What was your inspiration for Friends Who Move Couches?
Friends Who Move Couches is almost a memoir and is based on a severed friendship I experienced. When I admitted my “breakup” to others, I found most women have lost friendships over the years.
I decided to write a memoir; however, three chapters in, I realized how common and boring my suburban life had been. I decided to spice it up—mostly at the expense of my husband.
My husband and I have been faithful to each for many years, yet Nikki Grey’s husband (to spice it up) is cheating on her. While Nikki mourns her lost friendship, she’s unaware her marriage is slipping away.
Most of Nikki’s friends are true friends in my life. The main characters, Jody and Val, are childhood friends whose personalities are so interestingly opposite, I transplanted them from my childhood to my adult neighborhood. All other good (body-moving) friends are real except Evy and Ellie who are a culmination of all my friends.
One friend, Carol, helped me weather through my friendship losses and has become my best marketing tool. You can see her in my ads.
Do you find inspiration in your own life for your other writing?
All of my novels are somewhat inspired by my life but Friends Who Move Couches is the closest I can come to a memoir. Many scenes were inspired by true-life events. Because of this, I believe readers can relate to Nikki’s friendship and motherhood struggles.
Tell us about the book.
Nikki Grey's idea of living dangerously is not wearing a seatbelt, yet calamity always seems to find her.

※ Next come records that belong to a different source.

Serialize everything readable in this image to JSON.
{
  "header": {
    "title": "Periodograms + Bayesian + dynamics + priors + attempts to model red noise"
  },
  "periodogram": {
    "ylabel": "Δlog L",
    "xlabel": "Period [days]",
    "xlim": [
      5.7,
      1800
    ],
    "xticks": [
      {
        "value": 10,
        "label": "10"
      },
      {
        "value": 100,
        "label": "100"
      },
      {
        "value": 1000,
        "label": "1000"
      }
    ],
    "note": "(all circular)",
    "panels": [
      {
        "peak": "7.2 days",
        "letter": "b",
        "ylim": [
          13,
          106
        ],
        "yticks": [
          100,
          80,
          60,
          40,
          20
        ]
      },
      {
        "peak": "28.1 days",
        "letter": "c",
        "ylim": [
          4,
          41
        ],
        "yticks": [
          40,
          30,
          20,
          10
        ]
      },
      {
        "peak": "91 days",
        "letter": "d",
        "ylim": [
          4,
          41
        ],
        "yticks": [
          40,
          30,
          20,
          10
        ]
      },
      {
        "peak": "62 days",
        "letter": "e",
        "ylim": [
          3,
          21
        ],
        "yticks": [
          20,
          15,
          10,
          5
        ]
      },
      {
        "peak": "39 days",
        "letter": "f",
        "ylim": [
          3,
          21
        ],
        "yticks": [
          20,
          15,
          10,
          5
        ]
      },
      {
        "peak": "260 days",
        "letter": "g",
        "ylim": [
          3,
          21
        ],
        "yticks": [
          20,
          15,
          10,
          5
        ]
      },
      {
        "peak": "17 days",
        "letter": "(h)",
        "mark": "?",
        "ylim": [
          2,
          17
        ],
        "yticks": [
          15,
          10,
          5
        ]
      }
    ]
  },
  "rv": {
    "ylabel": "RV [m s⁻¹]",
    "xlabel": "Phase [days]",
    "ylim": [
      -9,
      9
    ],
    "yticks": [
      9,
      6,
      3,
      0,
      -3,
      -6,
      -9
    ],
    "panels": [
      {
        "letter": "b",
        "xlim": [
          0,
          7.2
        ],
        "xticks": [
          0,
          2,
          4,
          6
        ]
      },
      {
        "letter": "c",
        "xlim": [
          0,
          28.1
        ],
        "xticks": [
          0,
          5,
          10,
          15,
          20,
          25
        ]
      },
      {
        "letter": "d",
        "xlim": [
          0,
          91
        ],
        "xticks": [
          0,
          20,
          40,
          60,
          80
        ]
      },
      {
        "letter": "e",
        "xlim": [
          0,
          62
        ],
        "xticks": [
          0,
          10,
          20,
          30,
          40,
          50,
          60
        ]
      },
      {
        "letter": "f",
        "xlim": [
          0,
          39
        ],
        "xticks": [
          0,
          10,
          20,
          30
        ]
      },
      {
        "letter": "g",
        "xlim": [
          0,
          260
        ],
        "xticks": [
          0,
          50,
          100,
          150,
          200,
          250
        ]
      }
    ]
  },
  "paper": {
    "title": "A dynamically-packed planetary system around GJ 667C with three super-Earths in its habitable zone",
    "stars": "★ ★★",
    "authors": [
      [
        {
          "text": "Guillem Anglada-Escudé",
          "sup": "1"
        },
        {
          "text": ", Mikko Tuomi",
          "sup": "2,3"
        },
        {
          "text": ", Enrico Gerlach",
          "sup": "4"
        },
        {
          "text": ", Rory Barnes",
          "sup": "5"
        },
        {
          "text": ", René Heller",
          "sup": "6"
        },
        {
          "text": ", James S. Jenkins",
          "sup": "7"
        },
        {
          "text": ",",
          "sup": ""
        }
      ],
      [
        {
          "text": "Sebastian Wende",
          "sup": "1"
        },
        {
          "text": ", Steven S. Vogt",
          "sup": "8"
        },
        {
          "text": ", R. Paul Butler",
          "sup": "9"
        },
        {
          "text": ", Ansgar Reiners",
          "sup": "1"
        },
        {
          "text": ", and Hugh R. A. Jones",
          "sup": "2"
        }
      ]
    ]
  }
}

Friends Who Move Couches is a laugh-out-loud yet insightful story about life, friendship, quieting your inner critic, and surviving rejection.
Married to a workaholic, mothering three rebellious kids, and feuding with neighborhood friends, Nikki Grey forgets her problems one afternoon by smoking marijuana. That blunder ignites a lifelong yet dormant medical condition, and she loses her driver’s license. Suddenly stranded in her home, she’s forced to stare out the window at women who have ostracized her.
Her true friends encourage her to concentrate on her health, but Nikki is her own nemesis. She embarks on a scheme to win back neighborhood friends and plunges into efforts that only end in muddying her reputation. She becomes the butt of neighborhood jokes.
Foolishly, her ache to mend her broken relationships escalates.
Not until her two-timing husband asks her a question that catapults her frivolous suburban life into a tailspin, is she forced to stop reaching for others and stand on her own
If you like novels like Three Wishes by Liane Moriarty, you’ll love following Nikki Grey’s hilarious journey in Friends Who Move Couches as she figures out…
Whom should she keep in her life and whom should she kick to the curb?